The strength of the present study is that the aORs for LBW and SGA infants provide clear information for perinatal counselling. Owing to the large study population of > 80,000 participants, our results should be considered reliable. Because pregnant women have more sleep problems, affected by gestational age and hormonal changes [24], than their non-pregnant counterparts, the association between MSD and fetal and neonatal health may be a great concern for pregnant women. There is no consensus on the appropriate MSD required to prevent adverse obstetric outcomes. Therefore, the present study would be helpful in suggesting the appropriate MSD required to prevent the incidence of LBW and SGA infants. Furthermore, because the JECS is a prospective cohort study, elucidation of long-term childhood outcomes based on MSD and neonatal birth weight in the future would strengthen the conclusions of this study.

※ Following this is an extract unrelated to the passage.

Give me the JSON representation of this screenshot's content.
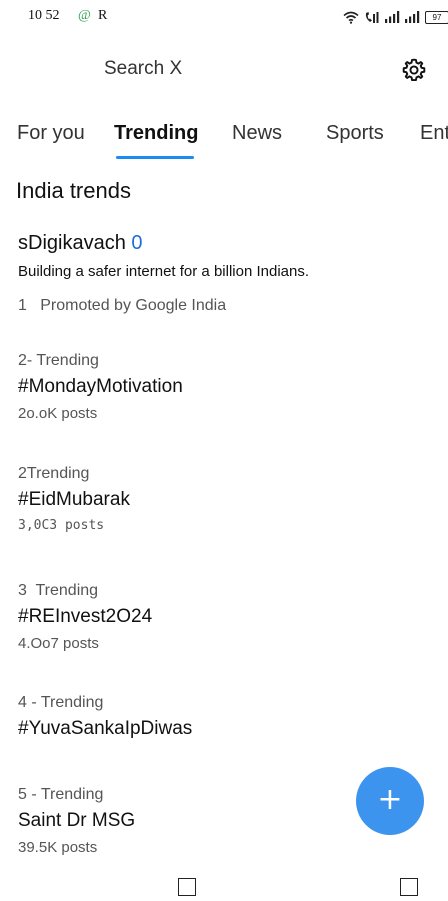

The present study has some limitations. First, MSD in the present study was based on self-reported questionnaire data, which might have resulted in an inaccurate calculation of actual MSD. Nevertheless, several studies have shown a moderate correlation between self-reported and objectively-evaluated sleep duration measurements [52, 53]. Moreover, MSD is a volatile index because it varies daily in individuals and may vary with gestational age [24]. Careful interpretation is needed regarding these instabilities of MSD. Further study with polysomnography and unified gestational age may address this limitation. Second, we did not account for the quality of sleep by evaluating factors such as time zone, division, sleep location, and next to whom the participants are sleeping. Sleeping habits, including night and midday sleep durations, may also affect the infants’ weights. We evaluated the MSD as a simple quantitative measurement of maternal sleep to easily counsel pregnant women. Careful interpretation of the results is needed because the quality of maternal sleep, in addition to MSD, may also affect the obstetric outcomes. Finally, as this was a retrospective observational study, we could not clarify a cause-and-effect relationship. Although there was a significant association between MSD and the incidence of LBW and SGA infants in a certain setting, careful interpretation of the results is needed.

Conclusions

This study revealed that both MSD over 9.0 h and excessive GWG were significantly associated with the decreased incidence of LBW and SGA infants, and that MSD of 9.0–9.9 h was significantly associated with the decreased incidence of LBW and SGA infants in women with appropriate GWG. It is important for care providers to provide the latest data regarding the association between MSD and neonatal birth weight for proper counselling, and to suggest comprehensive modifications in the lifestyles of pregnant women, including sufficient MSD, to prevent the incidence of LBW and SGA infants. The present study may shed some light on the appropriate MSD required to prevent the incidence of LBW and SGA infants.